Freiberg Dürr-Töchter zentralisieren Ausbildung
Der Konzern mit Sitz in Bietigheim-Bissingen stellte sein neues Ausbildungszentrum für Dürr-Systems und BBS Automation vor.
Für die Dürr-Gruppe ist das rund 1000 Quadratmeter große Ausbildungszentrum eine wichtige Investition in die beiden Standorte. Das stellte Konzernchef Jochen Weyrauch bei der Eröffnung vor zahlreichen Gästen fest. Die Ausbildungsstandards wurden vereinheitlicht. Die Auszubildenden der beiden Unternehmen werden künftig zwischen den beiden Standorten pendeln.
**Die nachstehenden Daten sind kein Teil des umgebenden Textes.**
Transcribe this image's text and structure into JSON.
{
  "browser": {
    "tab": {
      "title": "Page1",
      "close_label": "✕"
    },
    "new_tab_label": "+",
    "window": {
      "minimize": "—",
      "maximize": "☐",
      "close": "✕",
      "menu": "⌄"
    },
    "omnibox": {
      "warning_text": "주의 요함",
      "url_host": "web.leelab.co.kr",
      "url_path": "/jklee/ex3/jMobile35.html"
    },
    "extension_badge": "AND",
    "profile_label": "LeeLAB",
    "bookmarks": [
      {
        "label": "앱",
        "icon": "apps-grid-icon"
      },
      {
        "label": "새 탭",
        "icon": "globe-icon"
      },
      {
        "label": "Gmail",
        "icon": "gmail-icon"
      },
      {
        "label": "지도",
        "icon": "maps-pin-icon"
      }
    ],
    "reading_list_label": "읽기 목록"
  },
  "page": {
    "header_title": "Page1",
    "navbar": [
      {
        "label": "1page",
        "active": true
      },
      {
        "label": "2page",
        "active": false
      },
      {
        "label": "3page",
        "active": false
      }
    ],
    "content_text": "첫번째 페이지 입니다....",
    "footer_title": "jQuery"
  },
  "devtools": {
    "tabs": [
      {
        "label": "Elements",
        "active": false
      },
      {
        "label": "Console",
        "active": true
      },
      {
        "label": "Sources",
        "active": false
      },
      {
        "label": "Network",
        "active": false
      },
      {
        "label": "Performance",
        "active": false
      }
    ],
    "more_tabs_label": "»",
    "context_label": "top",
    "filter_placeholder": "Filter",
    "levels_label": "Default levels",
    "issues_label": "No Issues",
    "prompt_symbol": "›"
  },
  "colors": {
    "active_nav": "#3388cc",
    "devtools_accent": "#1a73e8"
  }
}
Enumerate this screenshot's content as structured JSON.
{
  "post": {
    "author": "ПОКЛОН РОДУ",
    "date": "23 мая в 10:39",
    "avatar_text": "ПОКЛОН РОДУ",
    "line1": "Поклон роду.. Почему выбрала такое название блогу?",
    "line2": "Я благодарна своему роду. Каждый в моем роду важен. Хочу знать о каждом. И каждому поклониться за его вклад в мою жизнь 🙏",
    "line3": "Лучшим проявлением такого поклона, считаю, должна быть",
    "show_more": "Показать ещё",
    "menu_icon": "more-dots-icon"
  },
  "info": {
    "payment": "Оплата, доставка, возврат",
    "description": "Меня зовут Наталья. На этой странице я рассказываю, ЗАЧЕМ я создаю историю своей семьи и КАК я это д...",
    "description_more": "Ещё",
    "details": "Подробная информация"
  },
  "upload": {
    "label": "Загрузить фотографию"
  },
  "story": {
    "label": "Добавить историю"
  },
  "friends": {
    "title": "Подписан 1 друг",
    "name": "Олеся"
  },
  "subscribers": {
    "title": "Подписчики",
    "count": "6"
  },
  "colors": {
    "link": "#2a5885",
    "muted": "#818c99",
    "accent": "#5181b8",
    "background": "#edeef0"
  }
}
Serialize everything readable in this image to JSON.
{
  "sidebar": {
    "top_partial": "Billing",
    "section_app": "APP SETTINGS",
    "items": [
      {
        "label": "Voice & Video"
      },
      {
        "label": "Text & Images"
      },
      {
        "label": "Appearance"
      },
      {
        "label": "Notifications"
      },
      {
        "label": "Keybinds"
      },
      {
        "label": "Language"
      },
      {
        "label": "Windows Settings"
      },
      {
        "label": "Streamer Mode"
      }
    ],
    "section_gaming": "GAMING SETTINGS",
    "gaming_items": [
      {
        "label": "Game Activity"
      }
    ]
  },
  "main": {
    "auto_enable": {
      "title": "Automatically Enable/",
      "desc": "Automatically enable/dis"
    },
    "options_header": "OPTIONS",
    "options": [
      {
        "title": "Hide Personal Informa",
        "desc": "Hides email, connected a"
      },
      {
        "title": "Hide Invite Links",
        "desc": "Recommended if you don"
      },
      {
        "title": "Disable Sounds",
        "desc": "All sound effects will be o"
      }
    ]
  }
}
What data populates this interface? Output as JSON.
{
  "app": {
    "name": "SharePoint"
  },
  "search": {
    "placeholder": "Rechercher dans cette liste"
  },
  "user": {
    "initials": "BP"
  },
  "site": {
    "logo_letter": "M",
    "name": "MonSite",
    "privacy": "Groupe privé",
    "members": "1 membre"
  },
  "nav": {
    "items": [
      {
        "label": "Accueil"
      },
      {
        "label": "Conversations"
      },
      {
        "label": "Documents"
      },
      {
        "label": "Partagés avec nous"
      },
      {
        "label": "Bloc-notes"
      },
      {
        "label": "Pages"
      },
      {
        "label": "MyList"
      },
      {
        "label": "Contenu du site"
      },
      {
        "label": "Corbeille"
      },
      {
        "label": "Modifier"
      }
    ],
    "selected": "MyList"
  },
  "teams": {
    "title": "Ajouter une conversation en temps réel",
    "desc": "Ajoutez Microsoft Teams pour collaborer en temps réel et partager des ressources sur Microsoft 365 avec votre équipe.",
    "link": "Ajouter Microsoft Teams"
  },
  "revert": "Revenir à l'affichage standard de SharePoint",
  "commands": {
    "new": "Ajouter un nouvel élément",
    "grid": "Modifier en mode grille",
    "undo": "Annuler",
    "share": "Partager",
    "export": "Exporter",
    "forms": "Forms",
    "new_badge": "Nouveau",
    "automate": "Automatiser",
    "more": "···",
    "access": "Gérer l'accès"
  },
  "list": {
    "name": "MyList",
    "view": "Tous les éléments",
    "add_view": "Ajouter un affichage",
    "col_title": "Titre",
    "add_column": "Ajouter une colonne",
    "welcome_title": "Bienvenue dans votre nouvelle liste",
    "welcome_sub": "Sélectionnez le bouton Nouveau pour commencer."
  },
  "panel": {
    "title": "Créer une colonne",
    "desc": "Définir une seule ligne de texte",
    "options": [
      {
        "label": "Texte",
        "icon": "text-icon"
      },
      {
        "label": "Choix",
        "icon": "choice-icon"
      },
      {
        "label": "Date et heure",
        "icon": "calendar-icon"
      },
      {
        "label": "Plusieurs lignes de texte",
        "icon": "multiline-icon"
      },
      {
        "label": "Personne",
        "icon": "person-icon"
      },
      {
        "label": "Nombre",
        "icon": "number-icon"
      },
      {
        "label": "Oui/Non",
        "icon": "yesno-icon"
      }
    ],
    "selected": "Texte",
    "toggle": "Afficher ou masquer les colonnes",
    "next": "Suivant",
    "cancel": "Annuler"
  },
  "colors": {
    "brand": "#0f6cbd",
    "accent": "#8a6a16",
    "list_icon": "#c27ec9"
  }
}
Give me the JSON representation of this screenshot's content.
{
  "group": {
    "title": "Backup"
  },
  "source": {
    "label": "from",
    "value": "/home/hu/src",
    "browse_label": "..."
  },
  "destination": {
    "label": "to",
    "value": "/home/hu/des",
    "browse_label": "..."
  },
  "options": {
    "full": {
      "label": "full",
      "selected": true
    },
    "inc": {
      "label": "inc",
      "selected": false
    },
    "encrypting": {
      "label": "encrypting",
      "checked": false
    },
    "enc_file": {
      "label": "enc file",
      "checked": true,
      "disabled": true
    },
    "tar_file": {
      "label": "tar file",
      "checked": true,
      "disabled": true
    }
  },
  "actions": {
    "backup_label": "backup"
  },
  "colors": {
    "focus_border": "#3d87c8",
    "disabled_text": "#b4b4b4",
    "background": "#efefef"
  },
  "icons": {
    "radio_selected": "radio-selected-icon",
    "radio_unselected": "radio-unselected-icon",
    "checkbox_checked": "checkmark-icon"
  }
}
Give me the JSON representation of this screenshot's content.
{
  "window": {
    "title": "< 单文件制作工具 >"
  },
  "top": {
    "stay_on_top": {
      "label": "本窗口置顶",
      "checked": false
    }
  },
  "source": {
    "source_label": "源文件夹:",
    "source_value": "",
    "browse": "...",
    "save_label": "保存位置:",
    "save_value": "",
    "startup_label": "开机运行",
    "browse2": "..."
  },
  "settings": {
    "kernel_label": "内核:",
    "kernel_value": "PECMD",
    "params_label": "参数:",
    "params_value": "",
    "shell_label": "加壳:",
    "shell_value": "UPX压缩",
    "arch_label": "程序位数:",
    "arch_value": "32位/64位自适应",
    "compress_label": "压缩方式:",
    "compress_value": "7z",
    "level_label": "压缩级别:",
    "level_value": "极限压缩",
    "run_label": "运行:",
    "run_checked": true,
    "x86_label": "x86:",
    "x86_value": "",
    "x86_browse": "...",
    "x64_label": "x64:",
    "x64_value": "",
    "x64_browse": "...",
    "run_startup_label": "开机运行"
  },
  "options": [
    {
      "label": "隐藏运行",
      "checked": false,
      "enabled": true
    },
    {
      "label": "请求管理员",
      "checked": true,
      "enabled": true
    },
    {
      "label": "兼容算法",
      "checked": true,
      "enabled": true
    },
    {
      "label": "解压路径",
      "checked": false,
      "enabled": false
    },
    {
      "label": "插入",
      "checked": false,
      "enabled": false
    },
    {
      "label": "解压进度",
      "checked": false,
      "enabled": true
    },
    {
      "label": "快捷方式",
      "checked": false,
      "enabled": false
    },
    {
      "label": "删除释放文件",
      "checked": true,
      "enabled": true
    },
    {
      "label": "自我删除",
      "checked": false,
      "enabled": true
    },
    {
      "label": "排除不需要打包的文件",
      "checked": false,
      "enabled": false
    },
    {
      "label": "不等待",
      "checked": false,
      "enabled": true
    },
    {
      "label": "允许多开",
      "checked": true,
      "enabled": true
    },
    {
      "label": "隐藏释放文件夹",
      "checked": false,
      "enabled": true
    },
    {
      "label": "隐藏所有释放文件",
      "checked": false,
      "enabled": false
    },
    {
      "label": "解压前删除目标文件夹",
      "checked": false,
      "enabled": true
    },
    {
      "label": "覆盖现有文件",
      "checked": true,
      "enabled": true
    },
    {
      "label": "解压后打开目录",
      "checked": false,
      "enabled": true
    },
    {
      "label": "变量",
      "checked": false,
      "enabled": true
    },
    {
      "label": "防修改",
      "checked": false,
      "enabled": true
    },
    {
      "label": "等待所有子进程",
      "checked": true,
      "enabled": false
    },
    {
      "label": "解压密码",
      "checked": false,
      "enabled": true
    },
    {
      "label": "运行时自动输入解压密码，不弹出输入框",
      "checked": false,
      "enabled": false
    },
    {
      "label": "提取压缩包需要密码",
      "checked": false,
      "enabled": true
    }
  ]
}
Moderne CNC-Maschinen und 3D-Drucker
Bei BBS Automation in Freiberg, der früheren „teamtechnik“, werden die Auszubildenden mit den Anforderungen des Sondermaschinenbaus bekannt gemacht. Nach Kundenwünschen baut BBS Anlagen zur Automatisierung der Produktion, zum Beispiel für die Montage von Elektroantrieben, Solarmodulen und Infusionssets. Bei Dürr in Bissingen geht es um die Serienfertigung von Lackierrobotern. Das neue Ausbildungszentrum bietet wegen dieser Mischung eine große Chance für die jungen Leute, stellte Weyrauch fest.
Geleitet wird das Ausbildungszentrum von Uwe Klaiber (Dürr) und Marcel Rütten (BBS). Den jungen Menschen böten sich „optimale Bedingungen“, sagte Rütten. Für die Ausbildung stehen in den renovierten Hallen moderne CNC-Maschinen und 3D-Drucker zur Verfügung. Die Ausbildungspläne wurden neu gestaltet. Die Auszubildenden waren von Beginn an aktiv in den Umbau einbezogen. Der Umzug selbst sei reibungslos verlaufen.
Über die Höhe der Investition in das Ausbildungszentrum machte Dürr keine Angaben. Die Fertigstellung erfolgte planungsgemäß zum Start des neuen Ausbildungsjahres im September.
Für Dürr-Chef Weyrauch ist das Ausbildungszentrum ein eindeutiges Zeichen, dass sich der Konzern zum Standort Deutschland bekennt. Den Großteil seiner Investitionen habe der international tätige Konzern in den vergangenen Jahren in Deutschland getätigt, führte er aus. Es gehe darum, angesichts eines schwierigen wirtschaftlichen Umfeldes und der Abkehr von internationalen Kooperationen die Wettbewerbsfähigkeit zu erhalten.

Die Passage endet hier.